The first, dated Dec. 17, 2002, bears the signature of Çetin Doğan, the then-commander of the 1st Army, and asks the military staff to observe and report “all reactionary activity” in the public domain to headquarters. It also asks for lists of “categorized military staff” to be prepared. This demand was circulated a week later among all the divisions within the 1st Army, and the text of the speech by Doğan to his top staff dated December 20, 2002, is also among the new evidence.

The material is extensive. It includes “death lists” that name both Hrant Dink and Etyen Mahcupyan as well as 17 other “dissidents.” It details plans to arrest certain navy and air forces commanders that must be detained during “action.”

It reveals plans intended to serve as provocations and orders to “act very discreetly.” It indicates a firm position on “exerting pressure on the chief of General Staff [Hilmi Özkök]” to increase flights over the Aegean -- and much more.

Let us not drown in the details. The most important findings are the hard disks. Until now, those arguing against the primary evidence questioned the authenticity of the CDs and DVDs. Hard disks were nowhere to be found.

Now, the investigation that has led to the discovery of hard disks, and if they prove to be the ones that “disappeared”, they will disperse all doubts for good.

The material also clarifies the timeframe and “roadmap” for the Sledgehammer plot. They also show that a flank of the Turkish Armed Forces (TSK) had decided on taking action as soon as the Justice and Development Party (AK Party) came to power.

That flank was hugely disappointed that the Feb. 28, 1997 action plan against what it saw as an Islamist threat did not produce the desired results. So, even if Prime Minister Recep Tayyip Erdoğan was not elected in the November 2002 polls, it did not seem to matter. A military intervention seemed all the more inevitable.

If the government did not “obey,” it would have to be weakened step by step, and go, by force.

But things were not that easy. Other powerful flanks of the TSK were against any undemocratic action. Those officers were led by Özkök, who at an early stage was informed of subversive activity within the 1st Army. It was Özkök who was a steady stumbling block before Sledgehammer plans.

People wonder how nine sacks of such material remained hidden after all these years. It can be explained only by traditional arrogance of the commanders and blind belief that “the day of revenge will come.”

No wonder ex US Aambassador James Jeffrey voices fresh fear that a coup may still be a possibility as late as last year, as revealed in a cable dated February 23 2010, made public last week by WikiLeaks.

Who is behind the findings in Gölcük? Who helped the prosecutors trace the hidden material there?

Is it not clear? As much as constant coup plotting, the army was a beehive, a hub of power struggles and a center of intrigue until very recently.
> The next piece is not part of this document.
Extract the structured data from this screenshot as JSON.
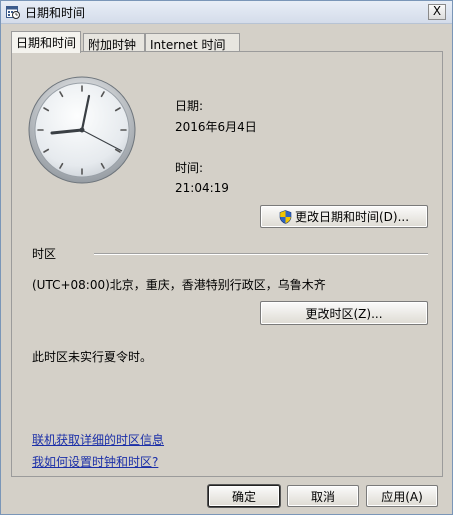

It was those officers who were on the verge of being dismissed by their “coup loving,” trigger-happy generals but were then protected vigorously by Özkök and his staff who stood firm in support for democracy.

In the diaries of journalist Mustafa Balbay, the head of the civilian intelligence National Intelligence Organization (MİT) is quoted in early 2003 as warning him during a private lunch, “Watch out for the 1st Army, they are preparing a coup there.”

The head of MİT has not denied those remarks to this day.

So, it will be the new evidence, as well as the testimonies of high-level officials, that define the course and final outcome of the Sledgehammer trials, not amateurish books by relatives acting as shadow lawyers or prosecutors; or manipulative articles by militarist pundits.